I was one of those employees who got stranded in the snow for over 4 hrs getting home at 9:00 PM after having a few almost accidents on the way. I was being charged AL because I did not telework the next day: my non-AWS day (office was closed due to road conditions) because I did not feel well after prior day's experience. I was charged AL but after fighting my case, I was granted the Admin leave I was requesting & felt should have been given.

Sun, Mar 13, 2011 Terese VA

I think it is so funny how these contractors are stating they do the work and the Federal Government Employees take the credit - that may be in some cases but it is not the norm - credit is given to the PM (the government rep) and the contractors - but the contractors do not get "CREDIT" as in cash awards, etc. - BECAUSE THEY ARE NOT FEDERAL EMPLOYEES THEY ARE CONTRACTORS - TALK TO YOUR EMPLOYER IF YOU WANT CREDIT!!!!!

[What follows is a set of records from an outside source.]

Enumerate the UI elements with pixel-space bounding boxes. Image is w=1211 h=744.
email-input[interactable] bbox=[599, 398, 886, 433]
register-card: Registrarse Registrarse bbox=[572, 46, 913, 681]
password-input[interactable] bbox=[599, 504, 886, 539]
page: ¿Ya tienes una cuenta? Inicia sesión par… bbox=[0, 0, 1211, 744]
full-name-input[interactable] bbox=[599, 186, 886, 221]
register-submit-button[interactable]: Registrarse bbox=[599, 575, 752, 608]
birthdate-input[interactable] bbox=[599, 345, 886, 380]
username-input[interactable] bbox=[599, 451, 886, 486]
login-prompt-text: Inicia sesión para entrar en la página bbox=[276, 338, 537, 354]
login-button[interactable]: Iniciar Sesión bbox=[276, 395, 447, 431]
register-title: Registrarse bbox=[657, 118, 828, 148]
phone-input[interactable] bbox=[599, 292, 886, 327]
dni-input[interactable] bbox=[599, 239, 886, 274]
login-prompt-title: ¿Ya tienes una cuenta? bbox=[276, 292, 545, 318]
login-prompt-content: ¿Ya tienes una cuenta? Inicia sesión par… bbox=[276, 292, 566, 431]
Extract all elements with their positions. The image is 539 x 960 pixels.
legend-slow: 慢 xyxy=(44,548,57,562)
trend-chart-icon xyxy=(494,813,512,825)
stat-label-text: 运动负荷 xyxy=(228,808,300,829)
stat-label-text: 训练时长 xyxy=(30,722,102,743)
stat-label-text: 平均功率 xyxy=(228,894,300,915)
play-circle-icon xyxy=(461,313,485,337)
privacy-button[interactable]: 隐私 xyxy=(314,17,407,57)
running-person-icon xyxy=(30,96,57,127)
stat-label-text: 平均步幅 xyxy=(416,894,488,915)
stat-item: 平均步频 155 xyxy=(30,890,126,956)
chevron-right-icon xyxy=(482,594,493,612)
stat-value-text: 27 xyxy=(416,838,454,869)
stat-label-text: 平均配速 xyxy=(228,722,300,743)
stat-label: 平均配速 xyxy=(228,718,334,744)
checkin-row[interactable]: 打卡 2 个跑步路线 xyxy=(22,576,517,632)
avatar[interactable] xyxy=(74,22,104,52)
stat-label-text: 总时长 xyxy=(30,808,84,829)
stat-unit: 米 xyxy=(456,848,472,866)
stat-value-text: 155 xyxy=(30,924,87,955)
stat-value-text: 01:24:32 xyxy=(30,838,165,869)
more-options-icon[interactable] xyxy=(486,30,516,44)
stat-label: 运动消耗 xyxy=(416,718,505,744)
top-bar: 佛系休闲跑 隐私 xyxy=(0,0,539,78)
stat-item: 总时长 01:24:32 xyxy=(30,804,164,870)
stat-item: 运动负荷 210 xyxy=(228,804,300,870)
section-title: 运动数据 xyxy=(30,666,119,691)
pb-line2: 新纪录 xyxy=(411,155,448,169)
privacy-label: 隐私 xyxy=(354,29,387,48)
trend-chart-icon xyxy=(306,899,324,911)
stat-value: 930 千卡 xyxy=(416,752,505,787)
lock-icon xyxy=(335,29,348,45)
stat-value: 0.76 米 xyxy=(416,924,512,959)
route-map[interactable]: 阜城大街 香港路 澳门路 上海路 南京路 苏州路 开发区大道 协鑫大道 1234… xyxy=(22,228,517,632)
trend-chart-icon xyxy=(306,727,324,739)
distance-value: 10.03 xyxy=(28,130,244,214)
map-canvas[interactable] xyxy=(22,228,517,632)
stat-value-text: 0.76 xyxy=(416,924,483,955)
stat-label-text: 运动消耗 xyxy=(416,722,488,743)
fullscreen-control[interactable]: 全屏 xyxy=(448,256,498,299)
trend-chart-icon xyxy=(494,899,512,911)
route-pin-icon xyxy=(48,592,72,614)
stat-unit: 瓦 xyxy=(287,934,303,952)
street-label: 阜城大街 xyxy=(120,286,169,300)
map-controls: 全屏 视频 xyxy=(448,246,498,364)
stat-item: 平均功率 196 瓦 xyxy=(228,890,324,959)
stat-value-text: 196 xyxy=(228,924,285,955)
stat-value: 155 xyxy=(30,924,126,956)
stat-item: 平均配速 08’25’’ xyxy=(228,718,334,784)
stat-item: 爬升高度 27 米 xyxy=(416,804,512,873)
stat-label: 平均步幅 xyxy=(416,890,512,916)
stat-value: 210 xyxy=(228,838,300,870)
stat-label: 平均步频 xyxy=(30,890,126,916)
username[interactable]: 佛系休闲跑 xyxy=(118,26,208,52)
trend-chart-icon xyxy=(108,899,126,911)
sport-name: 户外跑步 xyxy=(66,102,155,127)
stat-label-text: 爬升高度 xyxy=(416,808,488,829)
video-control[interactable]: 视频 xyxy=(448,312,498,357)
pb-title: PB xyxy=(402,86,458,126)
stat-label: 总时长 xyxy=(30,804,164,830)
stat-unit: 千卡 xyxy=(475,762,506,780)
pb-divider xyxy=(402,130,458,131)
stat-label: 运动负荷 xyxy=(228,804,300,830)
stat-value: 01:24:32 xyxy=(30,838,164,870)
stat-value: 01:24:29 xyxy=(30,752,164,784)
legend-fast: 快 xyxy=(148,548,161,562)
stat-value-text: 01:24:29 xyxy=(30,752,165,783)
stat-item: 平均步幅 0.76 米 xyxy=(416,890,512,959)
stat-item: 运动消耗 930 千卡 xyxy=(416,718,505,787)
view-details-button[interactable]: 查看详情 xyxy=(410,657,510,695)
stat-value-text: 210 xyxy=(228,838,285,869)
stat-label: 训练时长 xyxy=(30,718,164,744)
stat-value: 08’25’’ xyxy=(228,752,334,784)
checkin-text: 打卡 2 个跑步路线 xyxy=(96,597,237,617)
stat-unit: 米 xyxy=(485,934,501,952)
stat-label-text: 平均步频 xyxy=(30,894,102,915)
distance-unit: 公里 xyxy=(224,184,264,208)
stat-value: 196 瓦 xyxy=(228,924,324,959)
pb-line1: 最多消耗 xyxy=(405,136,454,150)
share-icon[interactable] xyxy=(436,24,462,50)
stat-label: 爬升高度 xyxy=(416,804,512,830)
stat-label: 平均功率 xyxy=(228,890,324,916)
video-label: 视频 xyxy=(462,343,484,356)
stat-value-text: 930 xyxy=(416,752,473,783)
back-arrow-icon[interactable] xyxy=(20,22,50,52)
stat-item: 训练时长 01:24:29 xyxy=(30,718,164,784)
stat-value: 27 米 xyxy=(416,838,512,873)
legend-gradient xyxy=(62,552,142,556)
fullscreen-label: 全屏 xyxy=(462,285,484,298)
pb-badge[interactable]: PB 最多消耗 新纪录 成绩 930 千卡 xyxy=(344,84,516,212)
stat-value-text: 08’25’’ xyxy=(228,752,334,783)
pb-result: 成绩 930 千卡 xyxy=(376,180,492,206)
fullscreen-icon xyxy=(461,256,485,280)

Fri, Mar 11, 2011 Mark Arnold

Not repeating below, but same here. The issue now is that OPM decides to not give us time, and throws it to the employee to fight for Telework. The managers don't give it, and instead of being safe and leaving early the employees get stuck in 9 hours of traffic because we would have to use our own leave instead. This is not a solution and puts people at risk for getting hurt. Either you have to go back to mandating administrative leave or mandates Telework for emergency situations for non-emergency employees. Because this "change" basically throws the employees who don't have choice to the wolves.

Tue, Mar 8, 2011

Where I work I brought up the subject of Telework and my manager went into an in depth discussion as to why I couldn't telework which is probably based against old SOP citing that a previous employee 5 years ago tried to telework, which ended up with OSHA inspection and a huge stack of paperwork that my manager also showed me.

Mon, Mar 7, 2011 EricE

Yup, for most agencies it's more of a management unwillingness to embrace telework than a technical or policy issue. Luckily my management chain embraces telework, but I know I am in the minority!